PET-CT with the angiography component that includes the noncontrast, postcontrast, and delayed arterial phases is the most appropriate imaging study to evaluate the walls of the great vessels for evidence of enhancement, thickening, aneurysm, or uptake of FDG. This imaging modality is especially important in distinguishing true vessel wall involvement (primary vasculitis) from adjacent inflammatory tissue (secondary vascular involvement).15

In our patient, it was considered that the unilateral occlusive involvement of the internal carotid is due to vascular involvement secondary to the extension of the perivascular inflammatory process and there is no primary vasculitis, due to the symptoms and findings found on MRI.

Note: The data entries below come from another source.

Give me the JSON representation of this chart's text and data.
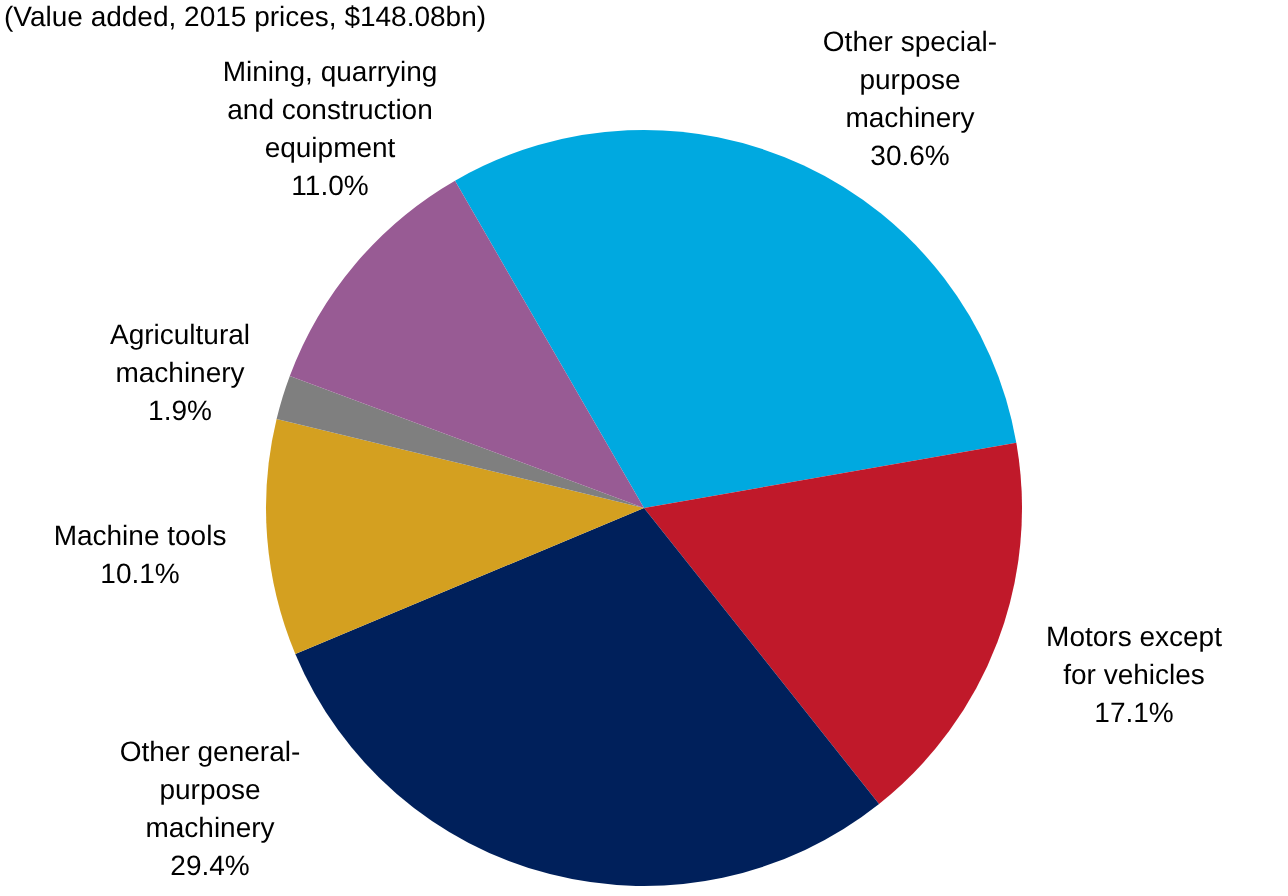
{
  "chart_data": {
    "type": "pie",
    "subtitle": "(Value added, 2015 prices, $148.08bn)",
    "categories": [
      "Other special-purpose machinery",
      "Motors except for vehicles",
      "Other general-purpose machinery",
      "Machine tools",
      "Agricultural machinery",
      "Mining, quarrying and construction equipment"
    ],
    "values": [
      30.6,
      17.1,
      29.4,
      10.1,
      1.9,
      11.0
    ],
    "value_labels": [
      "30.6%",
      "17.1%",
      "29.4%",
      "10.1%",
      "1.9%",
      "11.0%"
    ],
    "colors": [
      "#00a9e0",
      "#c0192a",
      "#00205b",
      "#d4a020",
      "#7f7f7f",
      "#985b94"
    ],
    "legend": false
  }
}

In addition, it has been shown that many of the lesions found in patients with IgG4-RD that were previously thought not related to the disease, commonly show characteristics that include inflammation of the affected organ such as a tumor with lymphoplasmacytic infiltrate, enriched with plasma cells with grade fibrosis variable, with a storiform pattern characteristic of IgG4-RD.18,19

The natural history of the disease is uncertain. In our case, the patient presented an initial response to glucocorticoid therapy but with a subsequent relapse of the disease requiring the start of Rituximab. Steroid therapy is the first treatment option for IgG4-RH, in one study, more than 90% of patients had reduced inflammation of pituitary lesions after therapy.6 In other publications, more than 60% of patients did not improve pituitary function after therapy (8,20). IgG4-RH has been shown to relapse during steroid tapering, but in patients without relapse, the prognosis of pituitary function after treatment with this drug has not been clarified.1

In a study published in 2017, it is evidenced that glucocorticoid therapy can improve anterior pituitary function, but does not have an effect on posterior pituitary function and does not improve DI.21 Our patient has improved since the start of Rituximab. In a case report, he demonstrated how a patient with IgG4-RH has a better response and improvement of his symptoms with the combined treatment of pulsed methylprednisolone and Rituximab.22 It was observed in a case series of three women that Rituximab treatment resulted in sustained remission and complete recovery of anterior pituitary function with reduction in the size of the pituitary gland in two patients who started treatment early; In patient three who started Rituximab late, symptom improvement was demonstrated, but pituitary hypofunction and gland enlargement persisted, thus emphasizing the importance of early therapeutic intervention to avoid irreversible changes.23

Conclusion

The forms of presentation of IgG4-RD are innumerable but it is necessary to make an early diagnosis to avoid unnecessary surgeries and obtain a better therapeutic response with the least development of residual fibrosis. IgG4-RH is rare and the key to its diagnosis is histopathology, however, in our case, radiological findings were essential not only to suspect and diagnose this entity but also to detect complications and document the response to therapy. The involvement of the internal carotid has already been reported previously in the literature, however, as far as we know, this is the first manifestation of IgG4-RH with complete unilateral occlusion of the internal carotid secondary to extension of the inflammatory process to the cavernous sinus and not secondary to vasculitis.

Acknowledgments

None.

Conflicts of interest

The authors have nothing to declare.